Rules don’t scale. Architecture does. F5’s Lori MacVittie makes the case for putting security policy in the infrastructure—not the app—and for treating AI as its own threat surface. If your program is still chasing strings with rules, you’re already behind.

If your “AI security” strategy is a pile of brittle rules, you’re governing yesterday’s system. In this no-fluff conversation, Lori MacVittie argues for a structural fix: move policy and enforcement into the architecture where they can evolve without redeploys—then govern AI as a distinct threat surface (prompts, context, responses, completions, agents), not just another API.

She also shows how to use LLMs for what humans are bad at: fast pattern discovery. Her real-world example? A packet capture fed to an LLM surfaced a noisy IoT device in minutes—compressing mean-time-to-repair by skipping the rule-writing slog.

Reality check: AI adoption is outrunning AI security. If you’re still reactive, you’re late.

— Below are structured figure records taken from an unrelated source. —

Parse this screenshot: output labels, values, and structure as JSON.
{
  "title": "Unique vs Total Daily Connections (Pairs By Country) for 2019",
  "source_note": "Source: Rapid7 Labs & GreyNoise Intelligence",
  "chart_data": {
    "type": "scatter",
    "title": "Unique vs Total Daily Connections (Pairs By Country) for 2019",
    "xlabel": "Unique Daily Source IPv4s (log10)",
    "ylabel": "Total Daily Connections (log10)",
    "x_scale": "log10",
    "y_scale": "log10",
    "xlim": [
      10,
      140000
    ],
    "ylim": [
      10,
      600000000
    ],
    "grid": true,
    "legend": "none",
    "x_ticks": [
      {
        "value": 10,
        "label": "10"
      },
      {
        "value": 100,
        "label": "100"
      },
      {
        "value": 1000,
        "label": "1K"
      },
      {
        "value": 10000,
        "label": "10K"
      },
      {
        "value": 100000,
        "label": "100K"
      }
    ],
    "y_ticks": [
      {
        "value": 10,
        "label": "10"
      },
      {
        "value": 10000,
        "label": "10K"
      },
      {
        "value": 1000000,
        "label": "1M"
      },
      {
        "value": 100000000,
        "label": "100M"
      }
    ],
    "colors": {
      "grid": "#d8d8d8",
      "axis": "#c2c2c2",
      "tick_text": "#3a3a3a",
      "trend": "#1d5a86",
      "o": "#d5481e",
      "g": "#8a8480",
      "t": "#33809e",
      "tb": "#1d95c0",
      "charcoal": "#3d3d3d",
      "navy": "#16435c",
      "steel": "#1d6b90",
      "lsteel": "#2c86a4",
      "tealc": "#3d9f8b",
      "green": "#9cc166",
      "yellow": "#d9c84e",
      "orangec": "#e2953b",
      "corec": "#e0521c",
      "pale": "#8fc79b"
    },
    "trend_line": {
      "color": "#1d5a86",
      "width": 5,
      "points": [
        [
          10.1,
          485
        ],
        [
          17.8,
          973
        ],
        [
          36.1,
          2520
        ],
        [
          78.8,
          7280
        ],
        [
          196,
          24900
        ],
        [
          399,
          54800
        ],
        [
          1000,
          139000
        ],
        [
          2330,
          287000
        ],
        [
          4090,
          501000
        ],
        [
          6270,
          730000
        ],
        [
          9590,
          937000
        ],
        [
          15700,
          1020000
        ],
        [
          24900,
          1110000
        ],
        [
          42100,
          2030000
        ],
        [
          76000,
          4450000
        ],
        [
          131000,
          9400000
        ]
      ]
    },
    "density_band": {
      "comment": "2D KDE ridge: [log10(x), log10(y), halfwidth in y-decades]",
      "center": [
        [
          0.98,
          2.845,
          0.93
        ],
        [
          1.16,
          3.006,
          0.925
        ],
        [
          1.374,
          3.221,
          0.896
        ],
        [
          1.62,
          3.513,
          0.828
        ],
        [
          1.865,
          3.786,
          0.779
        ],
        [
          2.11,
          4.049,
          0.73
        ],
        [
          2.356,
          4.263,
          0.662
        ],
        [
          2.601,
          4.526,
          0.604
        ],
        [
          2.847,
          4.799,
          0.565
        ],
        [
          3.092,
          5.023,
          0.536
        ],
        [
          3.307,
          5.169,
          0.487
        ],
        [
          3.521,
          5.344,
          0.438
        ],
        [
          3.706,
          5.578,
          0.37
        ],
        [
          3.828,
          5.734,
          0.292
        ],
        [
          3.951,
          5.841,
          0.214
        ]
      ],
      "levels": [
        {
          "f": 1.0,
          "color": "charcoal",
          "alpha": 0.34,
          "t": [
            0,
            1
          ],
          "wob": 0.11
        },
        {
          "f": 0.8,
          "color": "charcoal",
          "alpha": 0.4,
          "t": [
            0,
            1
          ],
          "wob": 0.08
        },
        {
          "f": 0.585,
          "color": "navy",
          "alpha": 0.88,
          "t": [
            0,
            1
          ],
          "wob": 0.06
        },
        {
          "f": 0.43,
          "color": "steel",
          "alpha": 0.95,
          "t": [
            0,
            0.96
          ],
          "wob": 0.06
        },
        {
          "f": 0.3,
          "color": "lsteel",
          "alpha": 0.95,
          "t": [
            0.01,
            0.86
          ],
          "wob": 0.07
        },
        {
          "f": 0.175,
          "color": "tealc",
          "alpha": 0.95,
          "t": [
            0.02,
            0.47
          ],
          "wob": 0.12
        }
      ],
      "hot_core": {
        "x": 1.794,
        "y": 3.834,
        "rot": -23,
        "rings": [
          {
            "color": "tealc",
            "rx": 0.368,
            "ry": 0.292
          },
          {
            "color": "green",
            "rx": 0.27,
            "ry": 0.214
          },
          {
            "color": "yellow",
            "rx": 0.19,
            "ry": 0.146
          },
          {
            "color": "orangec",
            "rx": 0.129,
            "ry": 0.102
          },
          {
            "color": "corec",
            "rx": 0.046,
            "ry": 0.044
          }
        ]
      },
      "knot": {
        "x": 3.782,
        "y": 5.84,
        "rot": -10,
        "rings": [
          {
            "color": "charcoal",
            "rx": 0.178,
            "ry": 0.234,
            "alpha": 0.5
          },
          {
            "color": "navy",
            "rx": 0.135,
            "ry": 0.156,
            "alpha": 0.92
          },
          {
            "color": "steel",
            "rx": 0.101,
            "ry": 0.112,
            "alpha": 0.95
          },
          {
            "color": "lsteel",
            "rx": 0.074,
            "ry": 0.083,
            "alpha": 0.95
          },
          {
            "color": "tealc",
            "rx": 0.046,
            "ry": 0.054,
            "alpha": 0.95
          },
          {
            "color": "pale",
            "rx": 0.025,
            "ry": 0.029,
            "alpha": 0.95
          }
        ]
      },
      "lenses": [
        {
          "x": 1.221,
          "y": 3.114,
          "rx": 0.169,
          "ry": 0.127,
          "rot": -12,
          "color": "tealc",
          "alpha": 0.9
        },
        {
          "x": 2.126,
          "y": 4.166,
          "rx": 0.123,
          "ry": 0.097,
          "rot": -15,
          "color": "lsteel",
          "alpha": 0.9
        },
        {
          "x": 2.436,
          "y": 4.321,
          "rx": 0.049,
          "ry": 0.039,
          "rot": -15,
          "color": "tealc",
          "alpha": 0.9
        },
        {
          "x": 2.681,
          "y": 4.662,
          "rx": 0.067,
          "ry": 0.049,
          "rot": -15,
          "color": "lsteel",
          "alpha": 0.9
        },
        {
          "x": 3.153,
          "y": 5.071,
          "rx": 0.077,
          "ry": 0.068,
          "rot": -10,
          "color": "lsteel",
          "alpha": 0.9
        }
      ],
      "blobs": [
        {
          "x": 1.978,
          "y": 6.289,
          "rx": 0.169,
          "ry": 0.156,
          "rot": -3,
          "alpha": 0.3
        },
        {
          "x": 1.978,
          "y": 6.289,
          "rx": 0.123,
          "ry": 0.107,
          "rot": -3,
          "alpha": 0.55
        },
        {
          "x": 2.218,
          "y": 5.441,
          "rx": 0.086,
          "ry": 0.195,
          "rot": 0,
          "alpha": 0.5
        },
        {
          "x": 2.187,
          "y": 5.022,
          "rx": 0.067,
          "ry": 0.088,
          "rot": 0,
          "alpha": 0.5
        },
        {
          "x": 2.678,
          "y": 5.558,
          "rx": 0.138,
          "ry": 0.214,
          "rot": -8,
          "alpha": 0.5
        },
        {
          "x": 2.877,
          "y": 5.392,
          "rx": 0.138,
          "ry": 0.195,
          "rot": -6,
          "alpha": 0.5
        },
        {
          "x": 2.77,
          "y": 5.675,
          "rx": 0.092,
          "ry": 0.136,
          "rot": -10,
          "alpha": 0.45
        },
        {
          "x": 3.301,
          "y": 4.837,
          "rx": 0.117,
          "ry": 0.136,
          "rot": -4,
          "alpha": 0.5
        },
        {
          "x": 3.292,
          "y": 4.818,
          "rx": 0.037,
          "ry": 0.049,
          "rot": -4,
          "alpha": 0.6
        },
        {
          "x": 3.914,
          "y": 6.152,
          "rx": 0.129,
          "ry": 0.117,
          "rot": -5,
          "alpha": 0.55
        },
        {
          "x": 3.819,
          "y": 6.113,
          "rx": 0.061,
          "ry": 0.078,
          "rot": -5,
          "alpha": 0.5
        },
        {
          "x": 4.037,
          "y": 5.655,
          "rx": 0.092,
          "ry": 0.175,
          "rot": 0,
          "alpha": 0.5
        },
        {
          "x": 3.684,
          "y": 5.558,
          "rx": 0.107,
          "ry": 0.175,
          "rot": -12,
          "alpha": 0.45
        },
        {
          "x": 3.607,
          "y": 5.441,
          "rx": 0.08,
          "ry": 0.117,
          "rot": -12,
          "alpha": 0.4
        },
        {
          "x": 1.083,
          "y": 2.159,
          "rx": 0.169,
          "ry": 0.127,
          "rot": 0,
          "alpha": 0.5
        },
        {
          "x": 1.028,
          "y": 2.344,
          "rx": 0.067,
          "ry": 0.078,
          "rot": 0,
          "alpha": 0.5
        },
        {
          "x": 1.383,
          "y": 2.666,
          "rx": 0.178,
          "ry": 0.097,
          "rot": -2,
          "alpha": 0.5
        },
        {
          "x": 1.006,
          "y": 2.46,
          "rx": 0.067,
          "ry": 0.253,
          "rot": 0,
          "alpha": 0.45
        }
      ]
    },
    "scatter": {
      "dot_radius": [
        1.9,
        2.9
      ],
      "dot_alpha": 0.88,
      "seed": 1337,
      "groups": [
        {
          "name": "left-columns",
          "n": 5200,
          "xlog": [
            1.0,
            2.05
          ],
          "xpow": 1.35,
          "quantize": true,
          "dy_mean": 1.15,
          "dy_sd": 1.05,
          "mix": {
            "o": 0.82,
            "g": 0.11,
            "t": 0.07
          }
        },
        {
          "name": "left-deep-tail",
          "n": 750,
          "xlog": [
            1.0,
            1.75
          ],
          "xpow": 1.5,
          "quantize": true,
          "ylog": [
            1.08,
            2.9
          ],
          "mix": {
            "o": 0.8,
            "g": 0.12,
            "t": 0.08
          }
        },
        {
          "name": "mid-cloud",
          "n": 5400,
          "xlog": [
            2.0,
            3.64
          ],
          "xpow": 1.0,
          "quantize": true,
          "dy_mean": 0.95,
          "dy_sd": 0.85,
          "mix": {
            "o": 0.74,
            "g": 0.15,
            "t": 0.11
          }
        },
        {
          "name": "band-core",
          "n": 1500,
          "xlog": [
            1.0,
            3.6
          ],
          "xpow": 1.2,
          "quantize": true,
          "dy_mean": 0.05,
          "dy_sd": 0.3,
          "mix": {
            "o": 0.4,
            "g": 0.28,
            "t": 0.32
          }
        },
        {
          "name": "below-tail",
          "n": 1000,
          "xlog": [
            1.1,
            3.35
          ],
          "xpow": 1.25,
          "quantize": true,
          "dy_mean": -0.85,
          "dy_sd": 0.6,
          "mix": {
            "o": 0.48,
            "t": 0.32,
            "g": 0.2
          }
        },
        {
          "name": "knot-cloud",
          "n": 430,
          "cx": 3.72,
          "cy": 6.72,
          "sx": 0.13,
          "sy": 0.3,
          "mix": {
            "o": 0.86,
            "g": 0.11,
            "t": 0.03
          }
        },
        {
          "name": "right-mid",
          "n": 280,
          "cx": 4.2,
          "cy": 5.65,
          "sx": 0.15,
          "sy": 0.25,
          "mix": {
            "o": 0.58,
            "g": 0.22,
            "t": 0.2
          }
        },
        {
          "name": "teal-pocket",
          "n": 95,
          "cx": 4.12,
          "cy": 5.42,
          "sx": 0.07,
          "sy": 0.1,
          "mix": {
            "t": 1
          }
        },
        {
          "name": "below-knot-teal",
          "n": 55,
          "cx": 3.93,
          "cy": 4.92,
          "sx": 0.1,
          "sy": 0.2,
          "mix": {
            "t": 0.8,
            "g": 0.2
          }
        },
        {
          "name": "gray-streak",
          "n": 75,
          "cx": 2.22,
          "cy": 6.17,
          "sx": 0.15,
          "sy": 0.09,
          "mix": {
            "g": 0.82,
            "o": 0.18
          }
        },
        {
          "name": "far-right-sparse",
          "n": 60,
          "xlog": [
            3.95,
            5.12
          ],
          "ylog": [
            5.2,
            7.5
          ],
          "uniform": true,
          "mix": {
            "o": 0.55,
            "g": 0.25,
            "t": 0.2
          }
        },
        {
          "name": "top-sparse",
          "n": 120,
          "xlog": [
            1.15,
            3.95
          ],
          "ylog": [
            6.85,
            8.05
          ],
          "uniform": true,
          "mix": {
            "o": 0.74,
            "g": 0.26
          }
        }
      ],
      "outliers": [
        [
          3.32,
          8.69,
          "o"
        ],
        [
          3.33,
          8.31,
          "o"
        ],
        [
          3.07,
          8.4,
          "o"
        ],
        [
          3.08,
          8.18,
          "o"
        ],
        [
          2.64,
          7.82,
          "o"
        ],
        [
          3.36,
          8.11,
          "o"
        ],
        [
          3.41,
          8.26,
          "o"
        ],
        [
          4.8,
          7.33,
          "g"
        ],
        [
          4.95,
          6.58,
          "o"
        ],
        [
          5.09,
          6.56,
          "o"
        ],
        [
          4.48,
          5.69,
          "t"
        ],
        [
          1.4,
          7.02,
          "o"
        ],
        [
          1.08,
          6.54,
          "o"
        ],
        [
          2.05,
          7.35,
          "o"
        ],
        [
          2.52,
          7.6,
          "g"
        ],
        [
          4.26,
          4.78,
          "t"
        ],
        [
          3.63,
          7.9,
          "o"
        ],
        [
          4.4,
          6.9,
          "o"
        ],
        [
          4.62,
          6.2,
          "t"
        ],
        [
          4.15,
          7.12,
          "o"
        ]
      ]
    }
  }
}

Quick explainer for non-practitioners: Regex (regular expressions) = rule-based string pattern matching; useful for forms, brittle against attackers who mutate text. Lori’s point: shift to semantic signals (meaning/behavior), not just string matches.

In This Episode

• From rules to semantics: why regex won’t save you—and how AI helps detect semantic patterns of abuse.
• Put controls in the architecture: keep secure coding by default, but move policy/enforcement/governance out of the app to avoid security debt and dev drag.
• Govern the AI loop: prompts, context windows, responses, completions, agents—the surface is broader than APIs or the network stack.
• Adoption vs. security: the Road Runner problem—AI is sprinting ahead of the controls.
• Practical win: use LLMs to accelerate discovery in telemetry (e.g., packet captures) and cut MTTR.

Guest Bio

Lori MacVittie is a Distinguished Engineer & Chief Evangelist in F5’s Office of the CTO. She writes and speaks extensively on modern app delivery, AI-driven operations, and security governance.